1949 novel by John Dickson Carr

A Graveyard To Let is a 1949 mystery novel by the American writer John Dickson Carr, who published it under the name of Carter Dickson. It is a locked room mystery (or, more properly, a subset of that category known as the "impossible mystery") featuring the series detective Sir Henry Merrivale.

==Plot summary==

Sir Henry Merrivale, detective and explainer of the impossible, is visiting the United States.

He has been invited to visit millionaire Frederick Manning, to "witness a miracle" at his country home. Manning's three children are nervous about a secret which their father has threatened to reveal very soon—although it is probably not his relationship with a lady named Irene Stanley, whom Manning freely admits he is "keeping".

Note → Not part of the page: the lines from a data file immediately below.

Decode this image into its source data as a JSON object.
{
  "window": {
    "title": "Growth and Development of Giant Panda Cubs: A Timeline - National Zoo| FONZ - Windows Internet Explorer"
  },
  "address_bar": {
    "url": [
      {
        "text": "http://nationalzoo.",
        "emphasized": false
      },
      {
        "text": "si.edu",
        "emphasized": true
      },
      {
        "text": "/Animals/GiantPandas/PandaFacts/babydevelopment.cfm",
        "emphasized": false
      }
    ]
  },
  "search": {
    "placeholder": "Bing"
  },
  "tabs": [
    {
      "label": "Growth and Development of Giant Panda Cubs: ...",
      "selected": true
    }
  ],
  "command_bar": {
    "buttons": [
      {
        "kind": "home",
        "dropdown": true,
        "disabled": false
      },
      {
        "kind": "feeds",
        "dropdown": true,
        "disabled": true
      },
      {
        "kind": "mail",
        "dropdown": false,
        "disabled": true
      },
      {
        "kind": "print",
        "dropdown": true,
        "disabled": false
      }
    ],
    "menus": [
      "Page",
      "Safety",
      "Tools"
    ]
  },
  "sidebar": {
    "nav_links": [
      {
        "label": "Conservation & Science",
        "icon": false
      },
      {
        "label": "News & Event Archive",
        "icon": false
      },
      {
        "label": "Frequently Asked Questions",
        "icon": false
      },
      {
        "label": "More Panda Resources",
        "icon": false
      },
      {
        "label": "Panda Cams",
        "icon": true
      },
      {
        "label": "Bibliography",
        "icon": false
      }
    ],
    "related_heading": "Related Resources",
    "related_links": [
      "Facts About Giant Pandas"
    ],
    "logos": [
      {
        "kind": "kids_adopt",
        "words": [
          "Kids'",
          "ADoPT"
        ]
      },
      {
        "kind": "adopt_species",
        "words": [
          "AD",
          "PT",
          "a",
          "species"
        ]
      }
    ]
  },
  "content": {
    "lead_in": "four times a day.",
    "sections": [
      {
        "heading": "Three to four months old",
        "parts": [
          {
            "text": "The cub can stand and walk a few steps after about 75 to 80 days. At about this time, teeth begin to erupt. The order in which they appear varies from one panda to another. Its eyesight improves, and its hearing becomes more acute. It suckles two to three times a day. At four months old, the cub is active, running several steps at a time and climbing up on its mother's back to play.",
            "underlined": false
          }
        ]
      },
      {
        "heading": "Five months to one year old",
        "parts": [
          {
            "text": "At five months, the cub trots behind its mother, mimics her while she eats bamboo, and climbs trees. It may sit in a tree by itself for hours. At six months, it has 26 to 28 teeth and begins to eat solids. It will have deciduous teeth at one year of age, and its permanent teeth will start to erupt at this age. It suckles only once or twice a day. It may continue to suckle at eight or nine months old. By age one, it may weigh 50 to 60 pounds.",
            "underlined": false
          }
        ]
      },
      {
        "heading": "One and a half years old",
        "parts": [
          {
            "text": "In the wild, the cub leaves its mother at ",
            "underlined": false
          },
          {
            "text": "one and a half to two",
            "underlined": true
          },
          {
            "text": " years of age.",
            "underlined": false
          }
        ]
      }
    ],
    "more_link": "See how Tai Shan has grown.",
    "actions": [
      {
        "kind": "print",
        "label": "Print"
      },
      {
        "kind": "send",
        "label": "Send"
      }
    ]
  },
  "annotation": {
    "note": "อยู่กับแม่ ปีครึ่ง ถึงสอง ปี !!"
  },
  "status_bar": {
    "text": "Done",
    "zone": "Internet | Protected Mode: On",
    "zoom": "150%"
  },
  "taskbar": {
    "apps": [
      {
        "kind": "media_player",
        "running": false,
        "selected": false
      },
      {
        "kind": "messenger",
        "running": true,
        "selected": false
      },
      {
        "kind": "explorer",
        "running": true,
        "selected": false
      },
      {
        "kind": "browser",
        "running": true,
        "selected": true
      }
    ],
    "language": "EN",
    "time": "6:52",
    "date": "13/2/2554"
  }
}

The morning after Sir Henry's arrival, and just as the house party hears police sirens drawing closer to the Manning home, Frederick Manning dives into the swimming pool, fully clothed, and vanishes. His clothes and hat float to the surface, but he is nowhere to be found.

Sir Henry must untangle Manning's personal and business dealings and follow the trail of clues to find Manning and reveal a criminal.